Ancaman kematian tidak berhasil menggoyang imannya. Oleh karena itu Tuhan menghargai kesetiaannya dan membangkitkan Daniel untuk membantu dirinya.
Bacaan ini menjadi salah satu bacaan masa Prapaskah karena bacaan ini tidak hanya merupakan sebuah “model” bagi kita, tetapi juga menunjuk kepada Yesus yang tidak pernah menyangkal Bapa-Nya atau berupaya untuk melindungi diri-Nya sendiri dengan menghindarkan diri dari rasa sakit dan penderitaan.
Yesus mengasihi bahkan mereka yang memusuhi dan melawan diri-Nya (Ibr 12:3).

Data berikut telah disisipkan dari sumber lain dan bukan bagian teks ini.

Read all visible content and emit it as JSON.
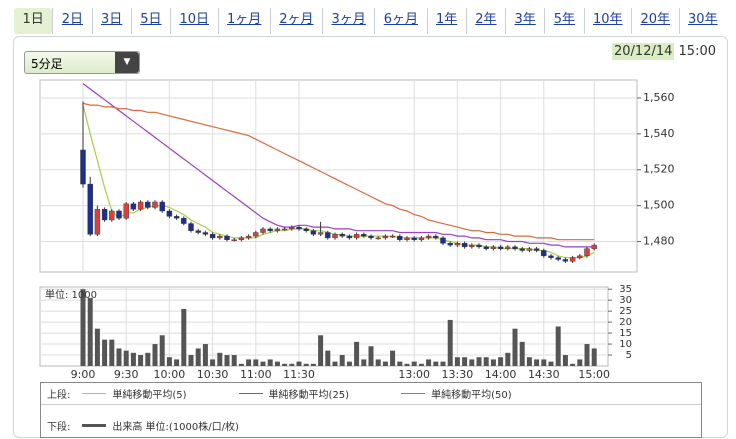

Cinta kasih Yesus tak dapat kita lukiskan dengan kata-kata cintakasih setia dan penuh ketaatan, sampai mati di kayu salib (Flp 2:5-8). Semoga hal yang sama juga benar bagi diri kita masing-masing!
Doa Penutup
Bapa surgawi, Engkau telah memanggil kami untuk mengenal dan menerima kasih-Mu.
Bukalah hati kami bagi hal itu, dengan demikian seperti Yesus kita tidak akan pernah menjadi lelah atau putus-asa.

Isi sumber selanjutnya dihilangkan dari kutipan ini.